Elana talked about consequences on her blog yesterday. More accurately, the consequences the main character must face.
The question: What does the MC have to lose if they can't overcome Conflict A, B, or C?
Whoa, deep question, which prompted a quite lengthy answer on my part (after I rolled my eyes at the title of her post - sorry, Elana, it was an instinctive reaction . . . and you knew it was going to happen), which prompted this blog post. So, woo-hoo to Elana for inspiring me once again!!!
Part of my response . . .
What is the loss, and what is the importance of the loss to the character?If it's an internal struggle, will the loss create greater consequences somewhere down the road for the character . . . well after 'the end'.
If it's something external - home, job, wife, kids - well, that's easier to write about.
Can an internal struggle be maintained? Can the reader sympathize? Would a reader want to sympathize?
I normally write about internal struggles (well, conflicts) versus external. Many times, at least in my own personal experience, the struggles a person faces in life are truly internal. There is not the loss of a home, a job, a wife or a kid, but rather the loss of happiness, the loss of independence, the loss of self, and so many other things.
So, picture it - Character E is in a bad relationship, somewhat content in his misery, and not sure he wants to risk leaving the relationship, for fear he'll end up alone. Isn't a bad relationship better then no relationship?
With this instance, the struggle is totally internal, but there is still loss, because I think the character sacrifices something of himself to stay in the bad relationship, to exist in misery, rather than going out and risking loneliness.
So, picture it - Character A has a great life - good job, house, car, loving family. He suddenly discovers a horrible secret about two of the people he loves the most. His goal: protect that secret, even if it means destroying himself in the process. What does he have to lose? Well, the two people he loves the most because if the secret is revealed, the consequences to those two people will be harsh. He will do anything, anything, to protect them.

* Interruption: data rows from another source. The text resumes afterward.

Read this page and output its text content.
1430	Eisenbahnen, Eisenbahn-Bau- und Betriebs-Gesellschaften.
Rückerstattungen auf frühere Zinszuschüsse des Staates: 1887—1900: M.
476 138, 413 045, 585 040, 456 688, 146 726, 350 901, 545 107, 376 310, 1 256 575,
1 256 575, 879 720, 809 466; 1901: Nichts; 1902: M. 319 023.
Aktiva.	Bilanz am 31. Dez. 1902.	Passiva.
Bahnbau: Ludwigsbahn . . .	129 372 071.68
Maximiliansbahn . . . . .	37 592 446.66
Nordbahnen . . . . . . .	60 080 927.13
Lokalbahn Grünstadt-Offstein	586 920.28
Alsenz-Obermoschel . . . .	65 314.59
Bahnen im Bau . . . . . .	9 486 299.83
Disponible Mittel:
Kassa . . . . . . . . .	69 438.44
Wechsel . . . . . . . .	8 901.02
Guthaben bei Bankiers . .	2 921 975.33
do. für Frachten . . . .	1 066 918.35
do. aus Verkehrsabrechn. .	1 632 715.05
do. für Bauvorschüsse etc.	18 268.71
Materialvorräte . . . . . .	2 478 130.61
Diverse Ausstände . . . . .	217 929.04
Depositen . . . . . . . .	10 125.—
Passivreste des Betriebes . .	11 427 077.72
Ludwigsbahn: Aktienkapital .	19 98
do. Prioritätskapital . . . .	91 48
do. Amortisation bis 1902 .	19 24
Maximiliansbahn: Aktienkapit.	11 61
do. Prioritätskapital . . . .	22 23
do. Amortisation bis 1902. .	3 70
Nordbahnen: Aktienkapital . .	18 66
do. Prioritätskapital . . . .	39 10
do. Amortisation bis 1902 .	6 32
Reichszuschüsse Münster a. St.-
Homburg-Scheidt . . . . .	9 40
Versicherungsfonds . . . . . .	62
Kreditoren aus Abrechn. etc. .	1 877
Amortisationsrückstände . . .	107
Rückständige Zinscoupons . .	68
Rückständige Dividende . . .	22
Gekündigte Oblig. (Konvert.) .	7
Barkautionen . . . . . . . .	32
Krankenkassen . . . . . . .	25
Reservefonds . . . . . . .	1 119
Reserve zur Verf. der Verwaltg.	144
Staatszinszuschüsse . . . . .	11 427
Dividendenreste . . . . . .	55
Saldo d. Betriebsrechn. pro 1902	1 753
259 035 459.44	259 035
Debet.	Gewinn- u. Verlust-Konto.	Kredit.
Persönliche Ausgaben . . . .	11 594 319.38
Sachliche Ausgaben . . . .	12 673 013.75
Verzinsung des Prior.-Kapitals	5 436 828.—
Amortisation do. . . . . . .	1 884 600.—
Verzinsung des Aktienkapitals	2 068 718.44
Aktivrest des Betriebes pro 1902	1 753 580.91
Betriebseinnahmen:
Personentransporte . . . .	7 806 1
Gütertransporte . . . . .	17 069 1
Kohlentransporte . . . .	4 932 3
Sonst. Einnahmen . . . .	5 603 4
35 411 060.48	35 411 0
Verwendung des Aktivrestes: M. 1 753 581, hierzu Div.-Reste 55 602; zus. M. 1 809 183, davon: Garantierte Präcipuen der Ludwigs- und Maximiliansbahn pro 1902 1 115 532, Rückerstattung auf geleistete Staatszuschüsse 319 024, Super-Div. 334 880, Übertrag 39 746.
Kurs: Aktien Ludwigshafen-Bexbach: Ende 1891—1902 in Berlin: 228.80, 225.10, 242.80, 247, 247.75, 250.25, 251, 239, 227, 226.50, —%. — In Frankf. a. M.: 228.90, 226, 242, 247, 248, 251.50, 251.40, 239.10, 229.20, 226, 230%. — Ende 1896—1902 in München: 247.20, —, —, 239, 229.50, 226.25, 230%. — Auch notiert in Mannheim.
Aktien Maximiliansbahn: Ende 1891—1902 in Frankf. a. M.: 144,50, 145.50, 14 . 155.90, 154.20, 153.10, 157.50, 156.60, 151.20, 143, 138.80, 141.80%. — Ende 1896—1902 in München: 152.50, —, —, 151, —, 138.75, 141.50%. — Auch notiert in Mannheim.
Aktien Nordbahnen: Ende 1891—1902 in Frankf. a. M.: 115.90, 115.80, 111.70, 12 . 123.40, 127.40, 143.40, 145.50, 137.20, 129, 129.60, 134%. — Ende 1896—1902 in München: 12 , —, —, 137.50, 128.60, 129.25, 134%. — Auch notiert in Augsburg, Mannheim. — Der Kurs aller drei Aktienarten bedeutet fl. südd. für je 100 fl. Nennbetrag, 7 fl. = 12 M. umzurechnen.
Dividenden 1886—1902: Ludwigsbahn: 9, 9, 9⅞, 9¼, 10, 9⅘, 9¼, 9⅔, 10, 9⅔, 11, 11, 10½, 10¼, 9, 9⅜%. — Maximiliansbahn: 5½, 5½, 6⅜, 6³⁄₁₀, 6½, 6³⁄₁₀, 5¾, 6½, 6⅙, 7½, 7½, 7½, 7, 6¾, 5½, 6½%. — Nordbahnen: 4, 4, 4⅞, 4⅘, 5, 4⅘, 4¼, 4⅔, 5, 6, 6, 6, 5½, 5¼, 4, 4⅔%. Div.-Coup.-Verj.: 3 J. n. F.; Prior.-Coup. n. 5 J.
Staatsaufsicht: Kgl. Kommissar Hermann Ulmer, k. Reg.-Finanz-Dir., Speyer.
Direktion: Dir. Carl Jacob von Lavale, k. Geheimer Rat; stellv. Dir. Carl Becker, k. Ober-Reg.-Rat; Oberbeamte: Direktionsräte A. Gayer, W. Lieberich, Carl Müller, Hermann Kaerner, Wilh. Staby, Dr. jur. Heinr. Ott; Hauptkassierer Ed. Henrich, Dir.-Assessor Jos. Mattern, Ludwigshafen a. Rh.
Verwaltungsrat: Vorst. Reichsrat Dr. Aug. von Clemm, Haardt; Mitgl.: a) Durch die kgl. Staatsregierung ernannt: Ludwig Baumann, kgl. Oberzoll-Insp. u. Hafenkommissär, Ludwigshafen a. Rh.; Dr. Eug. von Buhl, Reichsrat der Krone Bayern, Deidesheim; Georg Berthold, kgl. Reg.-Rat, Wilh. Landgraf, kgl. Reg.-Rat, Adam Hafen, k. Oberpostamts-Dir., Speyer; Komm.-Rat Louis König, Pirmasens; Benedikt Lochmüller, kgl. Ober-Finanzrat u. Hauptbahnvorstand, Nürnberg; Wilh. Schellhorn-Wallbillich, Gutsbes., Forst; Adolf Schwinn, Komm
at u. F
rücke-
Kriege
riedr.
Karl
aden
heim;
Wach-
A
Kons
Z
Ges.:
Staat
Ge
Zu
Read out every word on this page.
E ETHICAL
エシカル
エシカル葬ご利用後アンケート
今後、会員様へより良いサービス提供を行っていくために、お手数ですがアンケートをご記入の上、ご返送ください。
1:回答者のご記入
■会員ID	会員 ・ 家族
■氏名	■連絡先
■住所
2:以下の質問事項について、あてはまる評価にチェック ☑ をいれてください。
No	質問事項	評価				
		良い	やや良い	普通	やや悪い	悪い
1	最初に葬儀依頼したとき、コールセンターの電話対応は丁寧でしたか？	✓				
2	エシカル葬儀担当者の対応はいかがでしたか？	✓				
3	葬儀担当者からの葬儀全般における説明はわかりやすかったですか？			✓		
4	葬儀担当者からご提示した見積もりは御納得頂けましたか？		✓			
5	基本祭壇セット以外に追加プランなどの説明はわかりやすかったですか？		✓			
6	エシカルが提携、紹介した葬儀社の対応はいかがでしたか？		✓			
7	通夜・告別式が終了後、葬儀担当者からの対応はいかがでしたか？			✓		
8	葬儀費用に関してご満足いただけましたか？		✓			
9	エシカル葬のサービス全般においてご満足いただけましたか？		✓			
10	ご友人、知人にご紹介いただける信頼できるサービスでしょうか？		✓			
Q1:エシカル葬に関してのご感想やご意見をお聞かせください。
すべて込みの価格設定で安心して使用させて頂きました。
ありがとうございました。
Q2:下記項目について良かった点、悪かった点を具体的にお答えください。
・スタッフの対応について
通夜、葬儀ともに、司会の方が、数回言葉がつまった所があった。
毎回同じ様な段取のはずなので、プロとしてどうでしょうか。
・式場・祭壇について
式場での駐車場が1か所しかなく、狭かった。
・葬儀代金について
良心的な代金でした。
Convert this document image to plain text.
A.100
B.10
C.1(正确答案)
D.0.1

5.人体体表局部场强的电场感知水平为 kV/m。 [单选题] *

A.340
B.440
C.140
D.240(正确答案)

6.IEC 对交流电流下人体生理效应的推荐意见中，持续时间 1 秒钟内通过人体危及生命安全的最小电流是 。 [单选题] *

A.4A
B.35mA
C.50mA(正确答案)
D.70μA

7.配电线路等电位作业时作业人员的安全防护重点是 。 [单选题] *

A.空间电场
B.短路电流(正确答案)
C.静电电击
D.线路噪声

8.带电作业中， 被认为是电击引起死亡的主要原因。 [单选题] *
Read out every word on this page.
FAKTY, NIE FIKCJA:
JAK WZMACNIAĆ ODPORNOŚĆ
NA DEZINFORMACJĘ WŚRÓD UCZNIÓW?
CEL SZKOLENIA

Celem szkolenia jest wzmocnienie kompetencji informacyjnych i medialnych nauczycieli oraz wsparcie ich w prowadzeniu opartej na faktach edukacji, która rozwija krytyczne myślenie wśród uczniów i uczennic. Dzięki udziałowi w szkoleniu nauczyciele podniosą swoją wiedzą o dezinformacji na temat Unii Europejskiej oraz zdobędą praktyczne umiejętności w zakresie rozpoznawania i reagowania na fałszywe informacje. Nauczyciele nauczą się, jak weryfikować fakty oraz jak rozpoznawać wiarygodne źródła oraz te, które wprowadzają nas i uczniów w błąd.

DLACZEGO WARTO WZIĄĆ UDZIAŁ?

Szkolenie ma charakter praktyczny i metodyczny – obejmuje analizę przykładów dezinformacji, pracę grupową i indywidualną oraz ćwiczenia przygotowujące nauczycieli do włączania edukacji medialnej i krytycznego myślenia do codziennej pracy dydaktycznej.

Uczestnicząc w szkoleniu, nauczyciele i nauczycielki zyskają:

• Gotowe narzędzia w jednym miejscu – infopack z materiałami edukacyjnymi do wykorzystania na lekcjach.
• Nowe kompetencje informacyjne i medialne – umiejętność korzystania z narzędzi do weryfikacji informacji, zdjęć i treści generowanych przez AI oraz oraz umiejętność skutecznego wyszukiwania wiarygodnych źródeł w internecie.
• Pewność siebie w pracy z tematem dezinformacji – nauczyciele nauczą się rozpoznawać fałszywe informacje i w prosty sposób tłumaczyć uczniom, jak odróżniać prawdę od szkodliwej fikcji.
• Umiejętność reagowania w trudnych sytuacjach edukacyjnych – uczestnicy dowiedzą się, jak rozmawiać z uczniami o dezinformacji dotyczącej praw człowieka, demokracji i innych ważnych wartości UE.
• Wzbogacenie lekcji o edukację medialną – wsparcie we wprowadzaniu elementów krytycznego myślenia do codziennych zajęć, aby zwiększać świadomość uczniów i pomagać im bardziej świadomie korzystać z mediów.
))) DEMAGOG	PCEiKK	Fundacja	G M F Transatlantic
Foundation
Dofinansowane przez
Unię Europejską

So, again, the main loss is internal, but there is a potential external loss if he can't overcome the main conflict of keeping the secret, well, secret.
So, are the consequences in your story internal or external? If internal, how do you sustain the story when there is not the loss of . . . job, home, car, wife, kids, family dog, whatever? Is writing about internal struggles harder than writing about external struggles? Lastly, did you roll your eyes when you read the title of Elana's post?? Ha!